You can Blame Us: Frank Lloyd Wright Houses Now Official Buffalo Landmarks
April 14, 2020
The Buffalo Common Council withstood many attempts to landmark Frank Lloyd Wright's Heath House and Davidson House over the last 20 years, but on March 17, 2020, faced with a court order won by The Campaign for Greater Buffalo History, Architecture & Culture, it quietly approved designating both prairie-style houses as City of Buffalo landmarks. They had long been on the National Register of Historic Places—as long as their lack of local recognition was a civic embarrassment.
The Campaign mounted several attempts to get them landmarked, but each was thwarted by the evident political power of one of the owners, a host and donor to political and non-profit fundraisers. In the meantime, the houses suffered from uninformed "improvements," including, at the Davidson, hammering textured asphalt shingles through the original slate roof, and discoloring Wright's iconic white stucco walls, first with a "Harvest Gold" color last seen on 1970's refrigerators and now with a gray-brown tone popular at strip malls and investment properties. The Campaign has noted before that these erosions of character are particularly felt due to the northern orientation of both houses, which requires architectural detailing to overcome shadowing and silhouetting effects against a brighter sky.
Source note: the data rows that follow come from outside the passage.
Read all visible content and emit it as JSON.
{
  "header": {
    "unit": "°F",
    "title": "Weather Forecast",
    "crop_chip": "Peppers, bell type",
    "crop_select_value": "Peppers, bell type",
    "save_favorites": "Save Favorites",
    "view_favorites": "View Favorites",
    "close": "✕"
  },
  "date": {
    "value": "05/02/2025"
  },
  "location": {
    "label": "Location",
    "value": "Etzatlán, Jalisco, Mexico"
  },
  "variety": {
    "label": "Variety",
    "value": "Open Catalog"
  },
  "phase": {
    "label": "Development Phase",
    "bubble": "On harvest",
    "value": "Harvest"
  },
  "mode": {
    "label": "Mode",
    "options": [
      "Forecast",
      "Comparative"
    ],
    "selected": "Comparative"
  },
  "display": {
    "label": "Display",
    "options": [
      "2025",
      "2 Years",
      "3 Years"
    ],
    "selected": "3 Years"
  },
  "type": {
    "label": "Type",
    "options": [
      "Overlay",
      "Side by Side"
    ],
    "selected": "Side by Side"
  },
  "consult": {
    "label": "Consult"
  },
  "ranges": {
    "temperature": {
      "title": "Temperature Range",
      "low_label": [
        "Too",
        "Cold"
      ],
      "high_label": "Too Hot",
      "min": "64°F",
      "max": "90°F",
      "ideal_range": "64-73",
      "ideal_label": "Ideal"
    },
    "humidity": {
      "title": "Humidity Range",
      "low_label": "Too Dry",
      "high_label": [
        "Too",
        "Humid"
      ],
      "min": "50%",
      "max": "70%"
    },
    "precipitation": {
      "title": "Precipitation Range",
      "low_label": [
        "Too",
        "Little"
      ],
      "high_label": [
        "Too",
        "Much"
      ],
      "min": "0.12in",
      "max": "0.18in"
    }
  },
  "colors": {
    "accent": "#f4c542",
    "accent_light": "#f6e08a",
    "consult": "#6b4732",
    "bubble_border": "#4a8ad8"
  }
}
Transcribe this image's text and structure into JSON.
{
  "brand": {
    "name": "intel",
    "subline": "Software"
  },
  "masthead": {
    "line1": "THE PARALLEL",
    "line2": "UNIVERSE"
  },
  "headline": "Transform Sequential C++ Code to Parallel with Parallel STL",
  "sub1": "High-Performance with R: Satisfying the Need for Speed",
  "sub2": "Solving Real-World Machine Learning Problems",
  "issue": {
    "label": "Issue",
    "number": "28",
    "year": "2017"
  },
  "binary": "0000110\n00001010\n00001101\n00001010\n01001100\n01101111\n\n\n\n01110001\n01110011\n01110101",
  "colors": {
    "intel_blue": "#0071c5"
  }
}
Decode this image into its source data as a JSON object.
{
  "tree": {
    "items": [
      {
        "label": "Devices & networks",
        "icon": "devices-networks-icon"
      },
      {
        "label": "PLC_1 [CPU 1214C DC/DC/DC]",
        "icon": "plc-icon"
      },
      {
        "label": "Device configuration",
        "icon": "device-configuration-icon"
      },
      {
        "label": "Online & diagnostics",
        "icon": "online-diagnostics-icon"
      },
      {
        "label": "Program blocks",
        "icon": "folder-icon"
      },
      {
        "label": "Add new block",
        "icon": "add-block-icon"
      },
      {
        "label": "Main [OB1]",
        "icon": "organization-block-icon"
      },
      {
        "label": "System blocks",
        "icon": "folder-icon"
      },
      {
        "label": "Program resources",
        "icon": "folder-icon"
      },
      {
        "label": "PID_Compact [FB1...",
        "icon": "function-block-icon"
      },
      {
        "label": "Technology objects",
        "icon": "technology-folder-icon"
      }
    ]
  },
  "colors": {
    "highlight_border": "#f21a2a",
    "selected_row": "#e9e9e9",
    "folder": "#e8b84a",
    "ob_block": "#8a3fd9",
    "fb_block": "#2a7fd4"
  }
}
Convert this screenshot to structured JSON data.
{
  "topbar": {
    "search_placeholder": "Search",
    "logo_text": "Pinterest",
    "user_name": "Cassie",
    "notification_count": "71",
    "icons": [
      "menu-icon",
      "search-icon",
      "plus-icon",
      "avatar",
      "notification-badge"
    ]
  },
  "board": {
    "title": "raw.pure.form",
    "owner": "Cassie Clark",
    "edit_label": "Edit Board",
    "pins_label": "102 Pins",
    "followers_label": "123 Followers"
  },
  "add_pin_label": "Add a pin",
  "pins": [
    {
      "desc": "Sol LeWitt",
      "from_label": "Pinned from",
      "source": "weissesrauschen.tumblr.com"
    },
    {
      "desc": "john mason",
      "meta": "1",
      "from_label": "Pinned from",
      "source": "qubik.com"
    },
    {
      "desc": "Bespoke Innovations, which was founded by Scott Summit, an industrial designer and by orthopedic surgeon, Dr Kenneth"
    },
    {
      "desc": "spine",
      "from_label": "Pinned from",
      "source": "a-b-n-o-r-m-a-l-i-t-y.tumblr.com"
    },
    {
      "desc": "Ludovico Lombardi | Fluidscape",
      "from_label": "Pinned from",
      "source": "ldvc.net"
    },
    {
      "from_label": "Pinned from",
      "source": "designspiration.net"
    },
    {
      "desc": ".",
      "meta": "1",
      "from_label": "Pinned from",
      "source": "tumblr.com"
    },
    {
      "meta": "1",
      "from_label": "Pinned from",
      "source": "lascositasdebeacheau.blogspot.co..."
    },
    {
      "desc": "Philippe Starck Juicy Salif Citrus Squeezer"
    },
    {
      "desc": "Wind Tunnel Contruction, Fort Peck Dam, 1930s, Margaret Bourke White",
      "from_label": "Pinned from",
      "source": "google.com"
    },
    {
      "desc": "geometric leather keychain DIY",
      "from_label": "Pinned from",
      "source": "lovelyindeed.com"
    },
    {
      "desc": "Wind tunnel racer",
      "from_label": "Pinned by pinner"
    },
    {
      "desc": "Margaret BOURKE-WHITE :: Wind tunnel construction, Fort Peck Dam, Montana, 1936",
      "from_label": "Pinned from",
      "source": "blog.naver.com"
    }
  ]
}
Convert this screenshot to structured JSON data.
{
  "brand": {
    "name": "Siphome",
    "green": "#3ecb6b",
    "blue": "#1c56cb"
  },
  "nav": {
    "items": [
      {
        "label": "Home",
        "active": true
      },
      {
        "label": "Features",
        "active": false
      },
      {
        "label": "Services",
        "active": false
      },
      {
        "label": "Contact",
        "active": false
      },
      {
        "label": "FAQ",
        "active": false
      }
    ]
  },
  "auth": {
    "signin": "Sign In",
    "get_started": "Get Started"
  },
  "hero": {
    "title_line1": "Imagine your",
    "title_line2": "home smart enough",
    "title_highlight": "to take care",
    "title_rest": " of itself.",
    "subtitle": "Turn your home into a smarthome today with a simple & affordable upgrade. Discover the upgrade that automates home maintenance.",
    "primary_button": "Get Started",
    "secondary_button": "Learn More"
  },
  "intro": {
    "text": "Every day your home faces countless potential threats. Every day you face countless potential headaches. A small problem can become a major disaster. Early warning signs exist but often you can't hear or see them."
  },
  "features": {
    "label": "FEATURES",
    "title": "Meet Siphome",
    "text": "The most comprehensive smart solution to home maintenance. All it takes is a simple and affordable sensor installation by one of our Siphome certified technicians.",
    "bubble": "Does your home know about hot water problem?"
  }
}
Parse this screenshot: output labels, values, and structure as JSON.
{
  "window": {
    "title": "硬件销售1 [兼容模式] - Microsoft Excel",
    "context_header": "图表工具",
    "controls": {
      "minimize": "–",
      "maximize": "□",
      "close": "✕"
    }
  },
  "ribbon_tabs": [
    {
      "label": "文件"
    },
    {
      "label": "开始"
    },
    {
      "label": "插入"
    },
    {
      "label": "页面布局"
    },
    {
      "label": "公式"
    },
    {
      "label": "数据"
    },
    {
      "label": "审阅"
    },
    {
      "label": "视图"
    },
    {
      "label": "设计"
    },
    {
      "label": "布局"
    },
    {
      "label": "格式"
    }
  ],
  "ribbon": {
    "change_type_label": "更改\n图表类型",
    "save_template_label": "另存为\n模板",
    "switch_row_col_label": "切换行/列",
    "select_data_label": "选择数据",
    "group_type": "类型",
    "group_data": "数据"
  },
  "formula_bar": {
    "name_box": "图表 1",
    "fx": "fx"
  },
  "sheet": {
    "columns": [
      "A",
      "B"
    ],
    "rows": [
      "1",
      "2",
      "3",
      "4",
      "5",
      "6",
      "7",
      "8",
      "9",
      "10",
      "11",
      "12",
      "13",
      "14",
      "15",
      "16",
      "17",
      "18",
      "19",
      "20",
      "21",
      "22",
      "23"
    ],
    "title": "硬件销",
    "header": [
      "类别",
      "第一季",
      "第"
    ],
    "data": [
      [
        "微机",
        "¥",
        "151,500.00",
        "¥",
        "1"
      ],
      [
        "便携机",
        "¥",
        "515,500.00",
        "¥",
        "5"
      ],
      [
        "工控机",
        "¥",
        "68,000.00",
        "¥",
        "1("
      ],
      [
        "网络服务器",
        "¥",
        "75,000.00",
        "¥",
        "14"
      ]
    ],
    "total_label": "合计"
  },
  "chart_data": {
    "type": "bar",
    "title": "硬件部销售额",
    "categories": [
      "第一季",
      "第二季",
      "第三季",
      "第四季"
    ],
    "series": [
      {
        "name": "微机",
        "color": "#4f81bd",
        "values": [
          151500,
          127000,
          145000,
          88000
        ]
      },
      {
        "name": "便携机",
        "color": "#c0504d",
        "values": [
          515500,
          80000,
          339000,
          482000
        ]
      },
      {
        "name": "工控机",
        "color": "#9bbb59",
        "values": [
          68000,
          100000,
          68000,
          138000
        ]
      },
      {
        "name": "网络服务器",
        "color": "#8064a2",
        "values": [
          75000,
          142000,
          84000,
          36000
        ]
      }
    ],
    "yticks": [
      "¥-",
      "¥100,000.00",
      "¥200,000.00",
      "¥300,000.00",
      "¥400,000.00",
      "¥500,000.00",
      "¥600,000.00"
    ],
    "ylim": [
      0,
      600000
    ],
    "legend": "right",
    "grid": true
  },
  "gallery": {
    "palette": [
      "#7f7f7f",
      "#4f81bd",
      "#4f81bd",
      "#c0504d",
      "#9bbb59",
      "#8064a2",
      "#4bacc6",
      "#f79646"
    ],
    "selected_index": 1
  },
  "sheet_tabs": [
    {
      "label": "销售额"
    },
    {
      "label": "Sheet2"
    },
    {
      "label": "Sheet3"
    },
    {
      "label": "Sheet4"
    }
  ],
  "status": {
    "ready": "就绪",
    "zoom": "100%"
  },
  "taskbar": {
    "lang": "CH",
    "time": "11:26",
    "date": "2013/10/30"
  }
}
The Campaign's latest effort began early in 2019, when it took action against the Council for yet again attempting to kill the landmark nominations by receiving and filing them. State Supreme Court Judge Paul Wojtaszek found for The Campaign in July, and handed down the decision and order voiding the Council's action to receive and file the applications on October 11. The Buffalo Corporation Council simply sat on the information and did not forward it to the Council. Finally, on March 3, 2020, Campaign Vice President Dan Sack formally requested that the City Clerk place the matter on the next Council meeting agenda, which was on March 17.
The Council approved both nominations at its March 17th meeting. A brass band was not hired to spread the news. Sack found out about it, amidst the tsunami of Coronavirus news and the discontinuation of City Hall public meetings, through a follow-up email request.
"I am glad the anti-social distancing from landmark designation on these spectacular Buffalo cultural inheritances is over," said Campaign Executive Director Tim Tielman. "Now we have to get the Brown Administration to see the light: Remember the Franks House!," referencing the Administration's end-run around the Preservation Board and Common Council to demolish a rare Flemish Revival house on West Utica Street in February.
Richard Lippes, a Campaign board member, filed the lawsuit on behalf of The Campaign in January. "It is good to see our lawsuit come to fruition," said Lippes. "It removes a significant impediment to preserving deserving buildings and giving citizens the protections they thought they had all along."